Back in Dublin again in 1962 they had five more daughters: Deborah, Audrey, Pat, Valerie and Rachel.

Terrible sweet tooth

Silver played the pubs and clubs of Dublin throughout the 1970s, 80s, 90s and up to and including the noughties, including with his old friend, the late Sonny Knowles. He also played with the Guinness Jazz Band and at the Cork Jazz Festival. A life-long member of the Irish Federation of Musicians, he become an executive board member.

“At the heart of Daddy was his music,” said Valerie at the funeral. He also liked a pint, his food, and had “a terrible sweet tooth”.

He "loved to travel, and himself and Mammy were everywhere, cruising through the Panama Canal, sunbathing in the south of France, seeing Frank Sinatra in the Royal Albert Hall, or enjoying the atmosphere of Las Vegas. He visited Chicago many times to see my sisters Deborah and Rachel and even brought his jazz band to London one year to perform at a Christmas party for Beverley," she said.
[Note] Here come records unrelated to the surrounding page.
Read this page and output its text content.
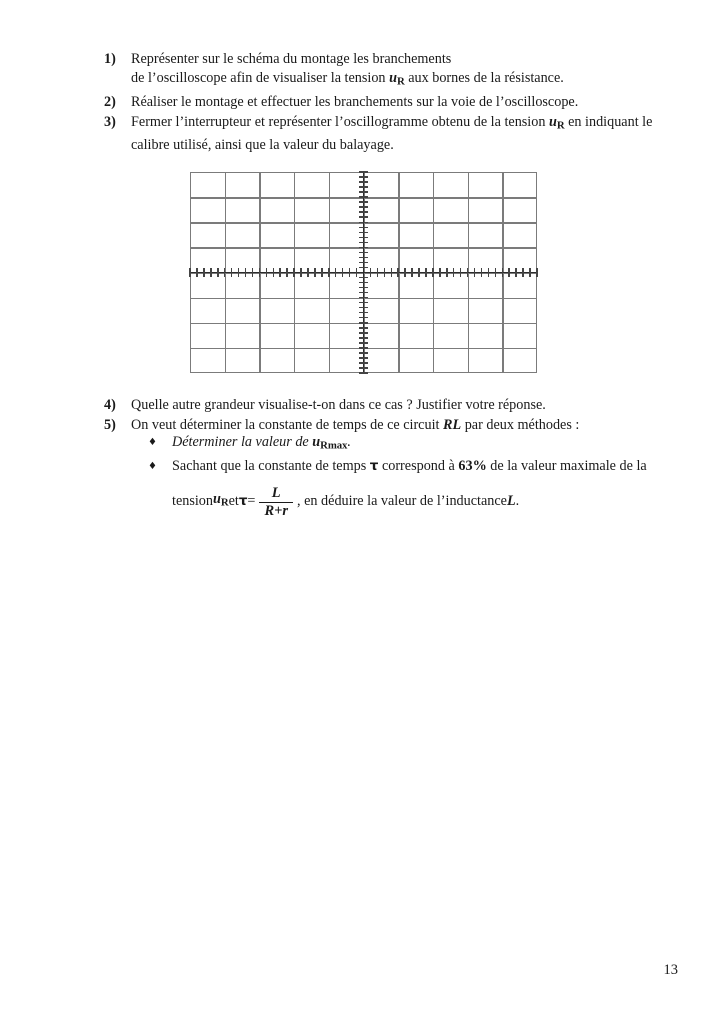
1)	Représenter sur le schéma du montage les branchements
de l’oscilloscope afin de visualiser la tension $u_R$ aux bornes de la résistance.
2)	Réaliser le montage et effectuer les branchements sur la voie de l’oscilloscope.
3)	Fermer l’interrupteur et représenter l’oscillogramme obtenu de la tension $u_R$ en indiquant le
calibre utilisé, ainsi que la valeur du balayage.
4)	Quelle autre grandeur visualise-t-on dans ce cas ? Justifier votre réponse.
5)	On veut déterminer la constante de temps de ce circuit RL par deux méthodes :
♦	Déterminer la valeur de $u_{Rmax}$.
♦	Sachant que la constante de temps τ correspond à 63% de la valeur maximale de la
tension $u_R$ et $\tau = \frac{L}{R+r}$ , en déduire la valeur de l’inductance L .
13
He and Patsy had been married for almost 60 years when she died in September 2018. “Mammy looked after him with all her heart. They travelled the world together. He missed her terribly when she was gone,” recalled Valerie.

He was “a great character, an entertainer since he was a child”, she said. Latterly he had suffered with type 2 diabetes and, while being treated for an infection, he contracted coronavirus. He died at St James’s Hospital, Dublin, on May 15th.